El reloj comenzó a correr para Colombia y Ecuador y este jueves se cumple un plazo clave que podría cambiar el rumbo de una de las disputas comerciales más tensas de los últimos años en Sudamérica. La Comunidad Andina fijó un límite de diez días hábiles para que ambos gobiernos eliminen los aranceles y restricciones que impactaron el comercio bilateral.
Aunque el conflicto parecía concentrarse únicamente en temas económicos, detrás de las medidas aparecen diferencias políticas, acusaciones cruzadas y decisiones que afectaron desde el transporte de mercancías hasta el paso fronterizo entre ambos países. Las consecuencias ya comenzaron a sentirse en sectores estratégicos.
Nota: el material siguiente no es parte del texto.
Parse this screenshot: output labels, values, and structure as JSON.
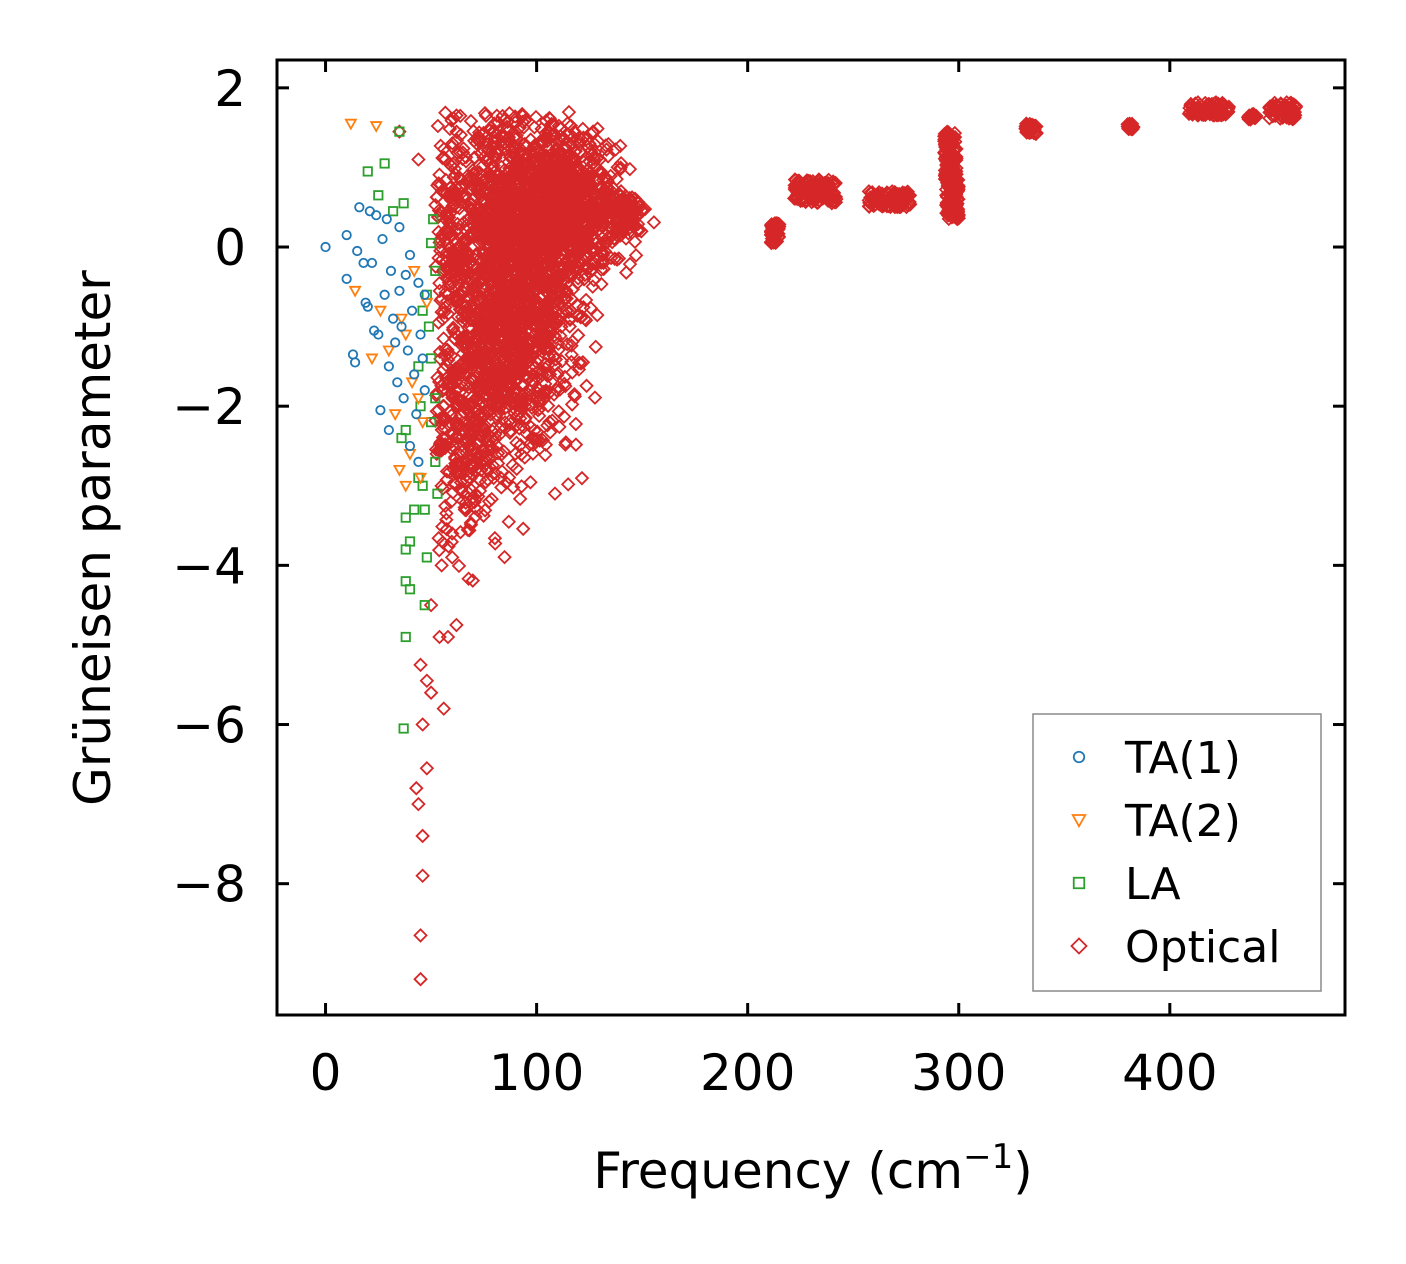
{
  "chart_data": {
    "type": "scatter",
    "title": "",
    "xlabel": "Frequency (cm",
    "xlabel_sup": "−1",
    "xlabel_close": ")",
    "ylabel": "Grüneisen parameter",
    "xlim": [
      -23,
      483
    ],
    "ylim": [
      -9.65,
      2.35
    ],
    "xticks": [
      0,
      100,
      200,
      300,
      400
    ],
    "xtick_labels": [
      "0",
      "100",
      "200",
      "300",
      "400"
    ],
    "yticks": [
      2,
      0,
      -2,
      -4,
      -6,
      -8
    ],
    "ytick_labels": [
      "2",
      "0",
      "−2",
      "−4",
      "−6",
      "−8"
    ],
    "grid": false,
    "legend_position": "lower-right",
    "series": [
      {
        "name": "TA(1)",
        "marker": "circle",
        "color": "#1f77b4",
        "points": [
          [
            0,
            0
          ],
          [
            10,
            0.15
          ],
          [
            10,
            -0.4
          ],
          [
            13,
            -1.35
          ],
          [
            14,
            -1.45
          ],
          [
            15,
            -0.05
          ],
          [
            16,
            0.5
          ],
          [
            18,
            -0.2
          ],
          [
            19,
            -0.7
          ],
          [
            20,
            -0.75
          ],
          [
            21,
            0.45
          ],
          [
            22,
            -0.2
          ],
          [
            23,
            -1.05
          ],
          [
            24,
            0.4
          ],
          [
            25,
            -1.1
          ],
          [
            26,
            -2.05
          ],
          [
            27,
            0.1
          ],
          [
            28,
            -0.6
          ],
          [
            29,
            0.35
          ],
          [
            30,
            -1.5
          ],
          [
            30,
            -2.3
          ],
          [
            31,
            -0.3
          ],
          [
            32,
            -0.9
          ],
          [
            33,
            -1.2
          ],
          [
            34,
            -1.7
          ],
          [
            35,
            0.25
          ],
          [
            35,
            -0.55
          ],
          [
            36,
            -1.0
          ],
          [
            37,
            -1.9
          ],
          [
            38,
            -0.35
          ],
          [
            39,
            -1.3
          ],
          [
            40,
            -2.5
          ],
          [
            40,
            -0.1
          ],
          [
            41,
            -0.8
          ],
          [
            42,
            -1.6
          ],
          [
            43,
            -2.1
          ],
          [
            44,
            -0.45
          ],
          [
            44,
            -2.7
          ],
          [
            45,
            -1.1
          ],
          [
            46,
            -1.4
          ],
          [
            47,
            -0.6
          ],
          [
            47,
            -1.8
          ]
        ]
      },
      {
        "name": "TA(2)",
        "marker": "triangle-down",
        "color": "#ff7f0e",
        "points": [
          [
            12,
            1.55
          ],
          [
            24,
            1.52
          ],
          [
            14,
            -0.55
          ],
          [
            22,
            -1.4
          ],
          [
            26,
            -0.8
          ],
          [
            30,
            -1.3
          ],
          [
            33,
            -2.1
          ],
          [
            35,
            -2.8
          ],
          [
            38,
            -3.0
          ],
          [
            40,
            -2.6
          ],
          [
            42,
            -0.3
          ],
          [
            44,
            -1.9
          ],
          [
            46,
            -2.2
          ],
          [
            48,
            -0.7
          ],
          [
            38,
            -1.1
          ],
          [
            36,
            -0.9
          ],
          [
            41,
            -1.7
          ],
          [
            45,
            -2.9
          ]
        ]
      },
      {
        "name": "LA",
        "marker": "square",
        "color": "#2ca02c",
        "points": [
          [
            20,
            0.95
          ],
          [
            25,
            0.65
          ],
          [
            28,
            1.05
          ],
          [
            32,
            0.45
          ],
          [
            35,
            1.45
          ],
          [
            37,
            0.55
          ],
          [
            38,
            -2.3
          ],
          [
            38,
            -3.4
          ],
          [
            38,
            -3.8
          ],
          [
            38,
            -4.2
          ],
          [
            38,
            -4.9
          ],
          [
            37,
            -6.05
          ],
          [
            40,
            -4.3
          ],
          [
            42,
            -3.3
          ],
          [
            44,
            -2.9
          ],
          [
            45,
            -2.0
          ],
          [
            46,
            -3.0
          ],
          [
            47,
            -3.3
          ],
          [
            47,
            -4.5
          ],
          [
            48,
            -0.6
          ],
          [
            48,
            -3.9
          ],
          [
            49,
            -1.0
          ],
          [
            50,
            0.05
          ],
          [
            50,
            -2.2
          ],
          [
            50,
            -1.4
          ],
          [
            51,
            0.35
          ],
          [
            52,
            -0.3
          ],
          [
            52,
            -1.9
          ],
          [
            52,
            -2.7
          ],
          [
            53,
            -3.1
          ],
          [
            40,
            -3.7
          ],
          [
            36,
            -2.4
          ],
          [
            44,
            -1.5
          ],
          [
            46,
            -0.8
          ]
        ]
      },
      {
        "name": "Optical",
        "marker": "diamond",
        "color": "#d62728",
        "points": [
          [
            35,
            1.45
          ],
          [
            44,
            1.1
          ],
          [
            45,
            -9.2
          ],
          [
            45,
            -8.65
          ],
          [
            46,
            -7.9
          ],
          [
            46,
            -7.4
          ],
          [
            44,
            -7.0
          ],
          [
            43,
            -6.8
          ],
          [
            48,
            -6.55
          ],
          [
            46,
            -6.0
          ],
          [
            56,
            -5.8
          ],
          [
            50,
            -5.6
          ],
          [
            48,
            -5.45
          ],
          [
            45,
            -5.25
          ],
          [
            54,
            -4.9
          ],
          [
            58,
            -4.9
          ],
          [
            62,
            -4.75
          ],
          [
            50,
            -4.5
          ],
          [
            55,
            -4.0
          ],
          [
            60,
            -3.9
          ],
          [
            60,
            -3.6
          ],
          [
            66,
            -3.3
          ],
          [
            70,
            -3.0
          ],
          [
            78,
            -2.5
          ],
          [
            82,
            -2.0
          ],
          [
            96,
            -1.85
          ],
          [
            88,
            -1.3
          ],
          [
            76,
            1.65
          ],
          [
            80,
            1.55
          ],
          [
            92,
            1.5
          ],
          [
            105,
            1.4
          ],
          [
            118,
            1.45
          ],
          [
            125,
            1.3
          ],
          [
            130,
            1.1
          ],
          [
            140,
            0.7
          ],
          [
            146,
            0.5
          ],
          [
            150,
            0.45
          ],
          [
            138,
            0.15
          ],
          [
            130,
            0.0
          ],
          [
            120,
            -0.2
          ],
          [
            110,
            -0.8
          ],
          [
            100,
            -1.0
          ],
          [
            85,
            -1.5
          ],
          [
            90,
            -1.4
          ]
        ],
        "clusters": [
          {
            "xc": 90,
            "yc": -0.6,
            "sx": 14,
            "sy": 0.9,
            "n": 1300
          },
          {
            "xc": 75,
            "yc": -1.6,
            "sx": 10,
            "sy": 0.8,
            "n": 350
          },
          {
            "xc": 65,
            "yc": -2.6,
            "sx": 7,
            "sy": 0.6,
            "n": 160
          },
          {
            "xc": 110,
            "yc": 0.6,
            "sx": 12,
            "sy": 0.45,
            "n": 650
          },
          {
            "xc": 125,
            "yc": 0.3,
            "sx": 10,
            "sy": 0.4,
            "n": 250
          },
          {
            "xc": 142,
            "yc": 0.45,
            "sx": 5,
            "sy": 0.12,
            "n": 90
          },
          {
            "xc": 80,
            "yc": 0.7,
            "sx": 10,
            "sy": 0.55,
            "n": 300
          },
          {
            "xc": 58,
            "yc": 0.2,
            "sx": 4,
            "sy": 0.7,
            "n": 120
          }
        ],
        "bands": [
          {
            "x0": 211,
            "x1": 215,
            "y0": 0.05,
            "y1": 0.3,
            "n": 60
          },
          {
            "x0": 222,
            "x1": 242,
            "y0": 0.55,
            "y1": 0.85,
            "n": 130
          },
          {
            "x0": 257,
            "x1": 277,
            "y0": 0.5,
            "y1": 0.7,
            "n": 120
          },
          {
            "x0": 293,
            "x1": 299,
            "y0": 0.85,
            "y1": 1.45,
            "n": 120
          },
          {
            "x0": 294,
            "x1": 300,
            "y0": 0.35,
            "y1": 0.85,
            "n": 120
          },
          {
            "x0": 331,
            "x1": 337,
            "y0": 1.42,
            "y1": 1.55,
            "n": 35
          },
          {
            "x0": 380,
            "x1": 383,
            "y0": 1.48,
            "y1": 1.56,
            "n": 20
          },
          {
            "x0": 409,
            "x1": 428,
            "y0": 1.65,
            "y1": 1.82,
            "n": 90
          },
          {
            "x0": 437,
            "x1": 441,
            "y0": 1.6,
            "y1": 1.68,
            "n": 15
          },
          {
            "x0": 447,
            "x1": 460,
            "y0": 1.6,
            "y1": 1.82,
            "n": 70
          }
        ]
      }
    ]
  }
}
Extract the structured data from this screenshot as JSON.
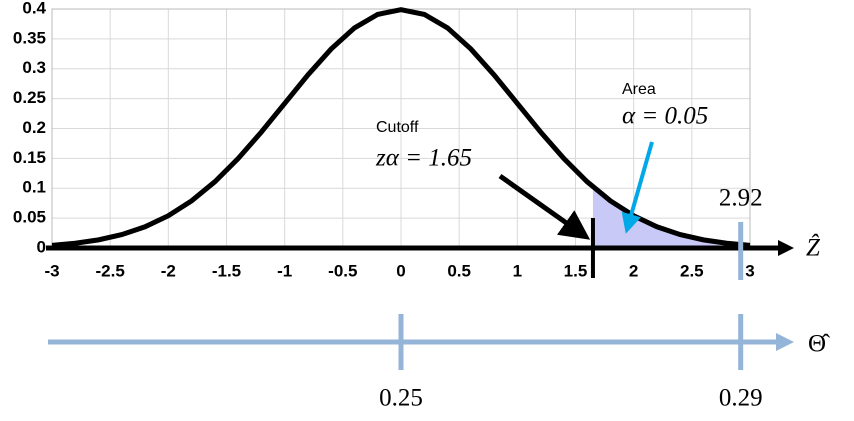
{
  "chart_data": {
    "type": "line",
    "x": [
      -3,
      -2.8,
      -2.6,
      -2.4,
      -2.2,
      -2,
      -1.8,
      -1.6,
      -1.4,
      -1.2,
      -1,
      -0.8,
      -0.6,
      -0.4,
      -0.2,
      0,
      0.2,
      0.4,
      0.6,
      0.8,
      1,
      1.2,
      1.4,
      1.6,
      1.8,
      2,
      2.2,
      2.4,
      2.6,
      2.8,
      3
    ],
    "values": [
      0.0044,
      0.0079,
      0.0136,
      0.0224,
      0.0355,
      0.054,
      0.079,
      0.1109,
      0.1497,
      0.1942,
      0.242,
      0.2897,
      0.3332,
      0.3683,
      0.391,
      0.3989,
      0.391,
      0.3683,
      0.3332,
      0.2897,
      0.242,
      0.1942,
      0.1497,
      0.1109,
      0.079,
      0.054,
      0.0355,
      0.0224,
      0.0136,
      0.0079,
      0.0044
    ],
    "color": "#000000",
    "shade": {
      "x": [
        1.65,
        1.8,
        2,
        2.2,
        2.4,
        2.6,
        2.8,
        3
      ],
      "values": [
        0.1023,
        0.079,
        0.054,
        0.0355,
        0.0224,
        0.0136,
        0.0079,
        0.0044
      ],
      "color": "#c9c9f7"
    },
    "xlim": [
      -3,
      3
    ],
    "ylim": [
      0,
      0.4
    ],
    "xticks": [
      -3,
      -2.5,
      -2,
      -1.5,
      -1,
      -0.5,
      0,
      0.5,
      1,
      1.5,
      2,
      2.5,
      3
    ],
    "yticks": [
      0,
      0.05,
      0.1,
      0.15,
      0.2,
      0.25,
      0.3,
      0.35,
      0.4
    ],
    "grid": true,
    "x_axis_label": "Ẑ",
    "cutoff": {
      "label": "Cutoff",
      "text": "zα = 1.65",
      "value": 1.65
    },
    "area": {
      "label": "Area",
      "text": "α = 0.05"
    },
    "marker": 2.92,
    "theta_axis": {
      "label": "Θ̂",
      "positions": [
        0,
        2.92
      ],
      "labels": [
        "0.25",
        "0.29"
      ],
      "color": "#94b4d8"
    }
  }
}
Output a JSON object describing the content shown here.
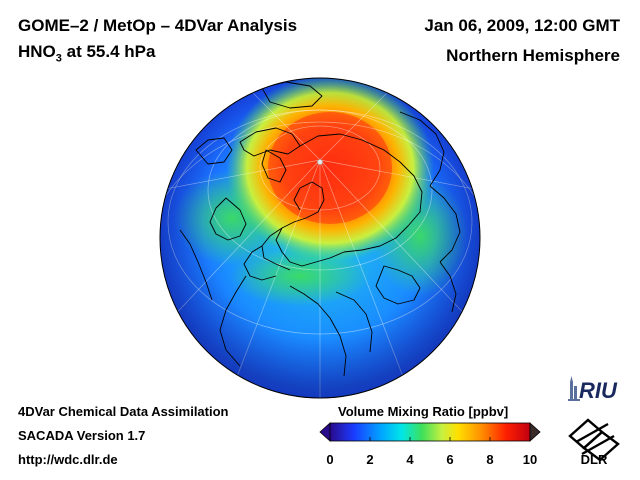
{
  "header": {
    "title_left": "GOME–2 / MetOp – 4DVar Analysis",
    "species": "HNO",
    "species_sub": "3",
    "level": " at 55.4 hPa",
    "title_right": "Jan 06, 2009, 12:00 GMT",
    "region": "Northern Hemisphere"
  },
  "footer": {
    "line1": "4DVar Chemical Data Assimilation",
    "line2": "SACADA Version 1.7",
    "line3": "http://wdc.dlr.de"
  },
  "colorbar": {
    "title": "Volume Mixing Ratio [ppbv]",
    "ticks": [
      "0",
      "2",
      "4",
      "6",
      "8",
      "10"
    ],
    "range": [
      0,
      10
    ],
    "stops": [
      "#2a0a8c",
      "#1a3cff",
      "#00a8ff",
      "#00e6e6",
      "#3ee05a",
      "#c8f040",
      "#ffe000",
      "#ff8c00",
      "#ff2000",
      "#c00010"
    ]
  },
  "logos": {
    "riu": "RIU",
    "dlr": "DLR"
  },
  "colors": {
    "low": "#1a56ff",
    "mid": "#2ee07a",
    "high": "#ff2a10",
    "border": "#000000"
  }
}
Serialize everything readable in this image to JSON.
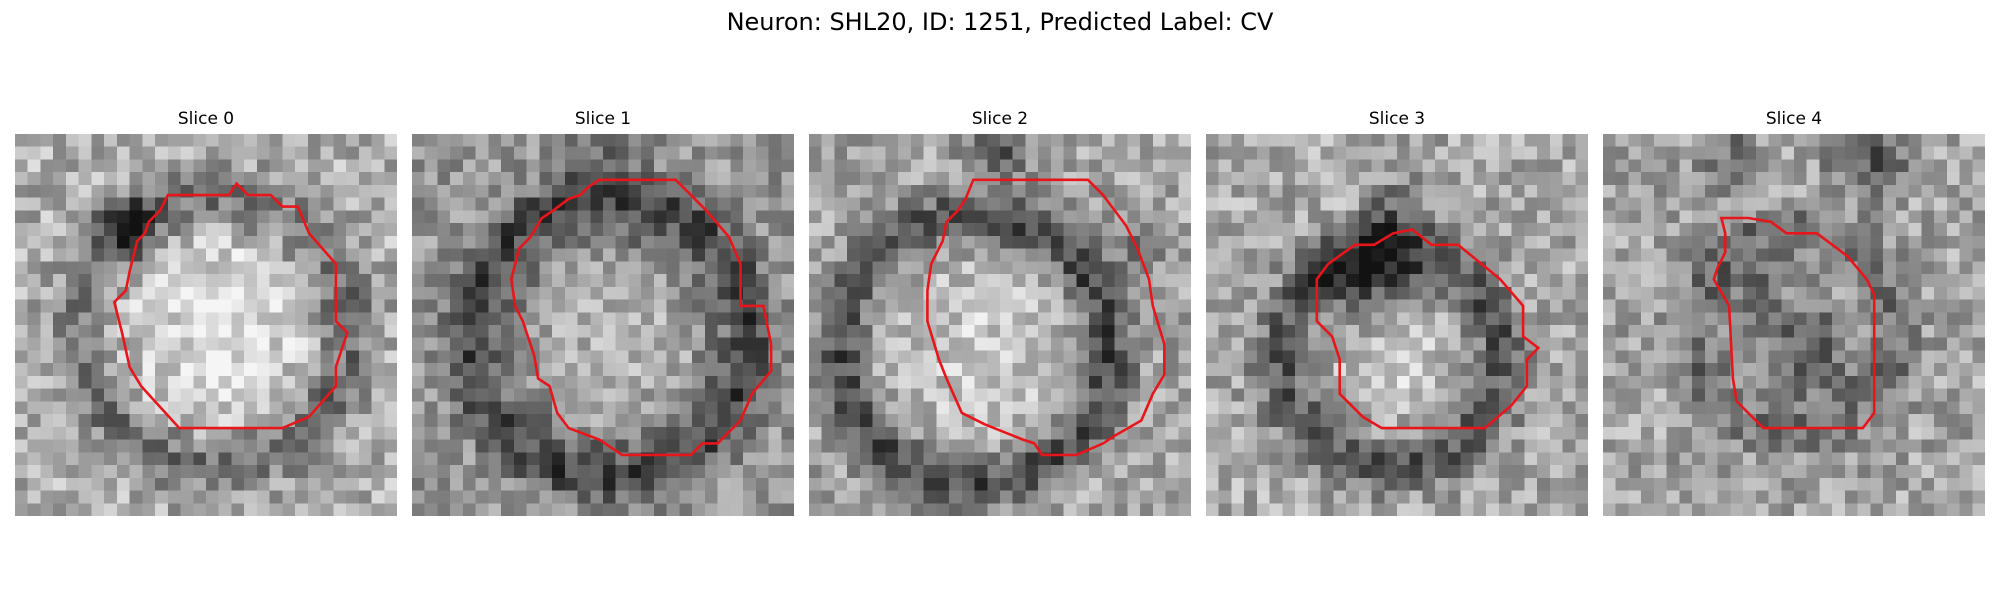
{
  "figure": {
    "title": "Neuron: SHL20, ID: 1251, Predicted Label: CV"
  },
  "panels": [
    {
      "title": "Slice 0"
    },
    {
      "title": "Slice 1"
    },
    {
      "title": "Slice 2"
    },
    {
      "title": "Slice 3"
    },
    {
      "title": "Slice 4"
    }
  ],
  "colors": {
    "background": "#ffffff",
    "outline": "#e8151b"
  }
}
La disputa tomó relevancia regional luego de que Ecuador elevara hasta el 100% algunos aranceles a productos colombianos, mientras Colombia respondió con tasas diferenciadas para mercancías ecuatorianas. La incertidumbre ahora gira en torno a si ambos gobiernos finalmente cumplirán con lo exigido por la Comunidad Andina.
Comunidad Andina y aranceles entre Colombia y Ecuador: qué exige el organismo regional
La Comunidad Andina, integrada por Bolivia, Colombia, Ecuador y Perú, emitió resoluciones el pasado 7 de mayo para intentar frenar la escalada comercial entre Bogotá y Quito. El organismo pidió eliminar los aranceles y otras restricciones impuestas de manera mutua en un plazo de diez días hábiles.
Entre las medidas cuestionadas aparece la decisión de Ecuador de habilitar únicamente el puente internacional de Rumichaca como paso fronterizo, mientras Colombia restringió el ingreso terrestre de determinados productos ecuatorianos. La tensión comercial escaló rápidamente y terminó afectando sectores productivos y logísticos.
Actualmente, Ecuador mantiene aranceles del 100 % para ciertos productos colombianos, aunque anunció que reduciría esa cifra al 75 % desde el 1 de junio. Colombia, por su parte, aplicó impuestos diferenciados de entre el 35 % y el 75 % a algunas importaciones provenientes del país vecino.
El presidente colombiano, Gustavo Petro, aseguró que está dispuesto a retirar las medidas si Ecuador hace lo mismo. Mientras tanto, la canciller ecuatoriana, Gabriela Sommerfeld, confirmó que su gobierno preparaba una respuesta formal para enviar a la Comunidad Andina antes del vencimiento del plazo.
Guerra comercial entre Colombia y Ecuador: narcotráfico, petróleo y tensión política
La guerra comercial comenzó tras las decisiones adoptadas por el presidente ecuatoriano, Daniel Noboa, quien argumentó que Colombia no estaba haciendo lo suficiente para frenar el ingreso de cocaína hacia territorio ecuatoriano. Ecuador atraviesa actualmente una grave crisis de violencia ligada al narcotráfico y al crimen organizado.
Con el paso de las semanas, el conflicto dejó de limitarse a los aranceles. También aparecieron sanciones vinculadas al suministro de electricidad y al transporte de petróleo colombiano por oleoductos ecuatorianos. Las relaciones diplomáticas se deterioraron rápidamente y las acusaciones políticas aumentaron la tensión.
Uno de los episodios más delicados ocurrió tras un bombardeo realizado por fuerzas ecuatorianas cerca de la frontera con Colombia, donde apareció un explosivo en un cultivo de hoja de coca. A esto se sumaron diferencias entre Petro y Noboa por el caso del exvicepresidente ecuatoriano Jorge Glas y denuncias relacionadas con presuntos vínculos con organizaciones criminales.
El desenlace del plazo impuesto por la Comunidad Andina podría definir si ambos países comienzan una desescalada comercial o si el conflicto continúa afectando el intercambio económico y las relaciones políticas en la región.